At these and all camps in between, the coach-to-athlete ratio is maintained at about one-to-six, and except for the Elite Camp, enrollment is restricted to around 30-36 athletes.
Volleyball Developments Camps, based in England joined the JVA during the 2017 AVCA Convention in Kansas City. Widely known as "VbDC", the organization is not a club, although it has become linked with many clubs in the United Kingdom and continental Europe since it was established in 2005. Its main activity is providing development training for junior volleyball athletes, the training of coaches, and assistance for high level athletes who wish to investigate their potential for playing at a US or Canadian university.
VbDC was set up by three enthusiasts who now share over a century of volleyball experience between them: John Biddiscombe, a club player, coach and administrator at local, county, regional and national levels, and two American expats, Bob and Deb Pickens. Bob, a latecomer player, coach and administrator, was introduced to the game by his wife Deb, a PE instructor at an international school and University of Missouri varsity volleyball veteran (who received her letter jacket 41 years after graduating the year before Title IX took effect).
The three set up VbDC initially to be a club activity because there was almost no way for young volleyball athletes in the country to acquire structured developmental training.
Finding a Niche
With the London Olympics less than a decade away, most clubs were geared exclusively toward adult participation, and interscholastic high school volleyball was almost non-existent – in fact the national PE curriculum for state primary and secondary schools had no requirement for volleyball being taught as a module. Unless a junior athlete happened to be noticed by the sport's national governing body, which might then invite them to a training camp, there was almost no way for juniors to participate in anything other than the occasional recreational game.
Volleyball is still a minority sport in England, despite a respectable record for British athletes having played ball at North American universities and in European professional leagues. Host nation entitlement to enter a team in the 2012 Olympics created a spike of interest in the sport, though not enough for it to break out of its minority status. Nevertheless, recent years have seen a steady increase of interest in the sport by juniors, driven by commercial interests such as VbDC, enlightened clubs that are now beginning to create junior programs, and the national governing body. Schools, however, continue to lag behind and are still not required to include volleyball in their PE curriculum, one of the major impediments to growth of the sport in Britain.
From the single summer camp launched 13 years ago, VbDC has grown to offer 11 camps a year, each with a curriculum tailored to specific skill levels.
Youngsters from the age of about 8 who want to learn the sport can attend the First Stepz Camp, run in two-hour sessions over consecutive weekends
Athletes who have been named to their national squad or who play in the first division of their national league can apply to take part in the annual August Elite Camp, which is limited to 12 male and 12 female athletes.

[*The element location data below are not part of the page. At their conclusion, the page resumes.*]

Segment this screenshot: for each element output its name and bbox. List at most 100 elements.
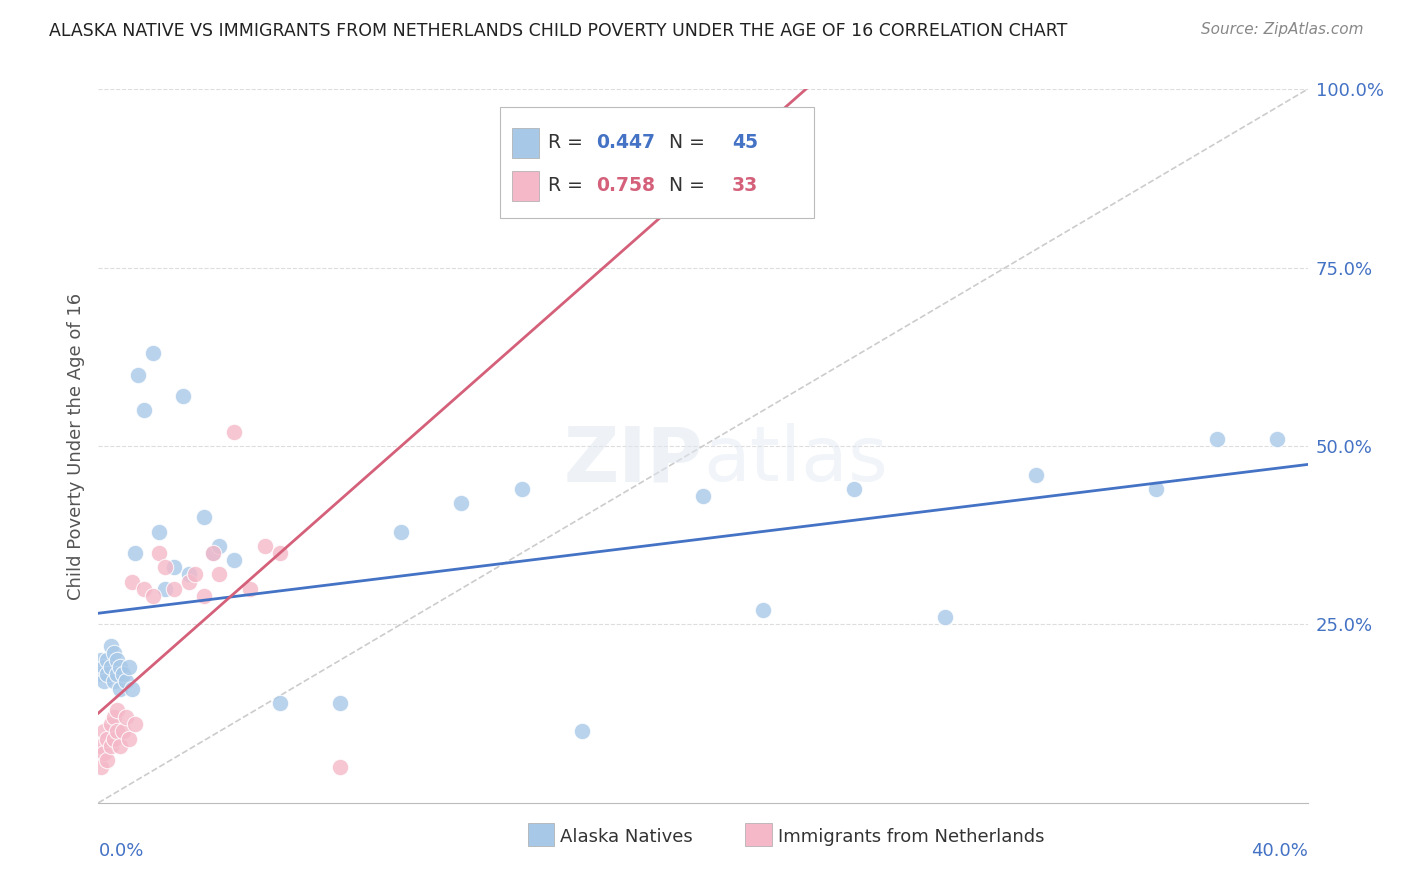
- Point: [93, 746, 115, 760]
- Text: 0.0%: 0.0%: [98, 842, 143, 860]
- Point: [208, 567, 231, 582]
- Text: atlas: atlas: [703, 424, 887, 497]
- Point: [93, 724, 115, 739]
- Text: R =: R =: [548, 133, 589, 153]
- Bar: [512, 128, 538, 158]
- Point: [132, 582, 155, 596]
- Point: [148, 524, 170, 539]
- Point: [224, 553, 246, 567]
- Point: [153, 582, 176, 596]
- Point: [127, 368, 149, 382]
- Point: [105, 667, 128, 681]
- Y-axis label: Child Poverty Under the Age of 16: Child Poverty Under the Age of 16: [66, 293, 84, 599]
- Point: [253, 539, 276, 553]
- Point: [1024, 467, 1046, 482]
- Point: [96, 753, 118, 767]
- Point: [118, 660, 141, 674]
- Text: Immigrants from Netherlands: Immigrants from Netherlands: [778, 828, 1045, 846]
- Point: [111, 667, 134, 681]
- Point: [108, 681, 131, 696]
- Point: [105, 703, 128, 717]
- Point: [844, 482, 866, 496]
- Point: [193, 510, 215, 524]
- Point: [114, 710, 136, 724]
- Bar: [512, 170, 538, 201]
- Point: [172, 389, 194, 403]
- Point: [184, 567, 207, 582]
- Text: 45: 45: [733, 133, 758, 153]
- Point: [142, 589, 165, 603]
- Text: Alaska Natives: Alaska Natives: [561, 828, 693, 846]
- Point: [105, 724, 128, 739]
- Point: [100, 660, 122, 674]
- Point: [124, 717, 146, 731]
- Text: 33: 33: [733, 176, 758, 195]
- Point: [1144, 482, 1167, 496]
- Point: [103, 731, 125, 746]
- Point: [692, 489, 714, 503]
- Point: [124, 546, 146, 560]
- Point: [269, 546, 291, 560]
- Point: [93, 674, 115, 689]
- Point: [105, 653, 128, 667]
- Point: [121, 681, 143, 696]
- Point: [329, 696, 352, 710]
- Text: 0.447: 0.447: [596, 133, 655, 153]
- Point: [100, 717, 122, 731]
- Point: [179, 574, 201, 589]
- Point: [103, 710, 125, 724]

At these and all camps in between, the coach-to-athlete ratio is maintained at about 1:6, and except for the Elite Camp, enrolment is restricted to around 30-36 athletes.
The summer camps have an optional residential component, with athletes either being housed with host families, in university dormitories, or in youth hostels. All residential athletes under the age of 18 are accompanied by chaperones 24/7. Resident athletes can participate in non-volleyball activities organized by VbDC, such as cultural and sightseeing tours, take part in informal scrimmages with local clubs, or, in a new activity being organized, as member of a VbDC team entered in international junior tournaments across Europe. While open to all, this is being created with North American athletes in mind, to enable them to experience the game as played in Europe.
There are two levels of instruction:
"Skills" which concentrates on individual ball-handling closed-ended drill and
"Performance" which is team-based, open-ended game simulation drills.
Participants at the advanced level must submit assessments from their club or school coaches, videos and for the Elite Camp a handwritten 250-word essay, to ensure they attend the camp that will benefit them most, and also to cooperate with the athlete's principle coach.
VbDC coaches are drawn from an international pool of national team and national development staff. The growth in the number of VbDC activities – specialized camps are currently being planned – means there is an increased requirement for coaches specialized in instructing specific age groups, or who have foreign language skills that can supplement their coaching.
VbDC has introduced a North American style of developmental volleyball coaching to the UK, but has intentionally given its camps an emphasis on European-style training and kept the camp participation at low numbers to create a more personalized training regime.
By joining the Junior Volleyball Association VbDC is hoping to improve its awareness of current trends and practices in volleyball in North America, which it can bring to Europe, and also to form connections with North American clubs and share its experience in the European game across the Atlantic.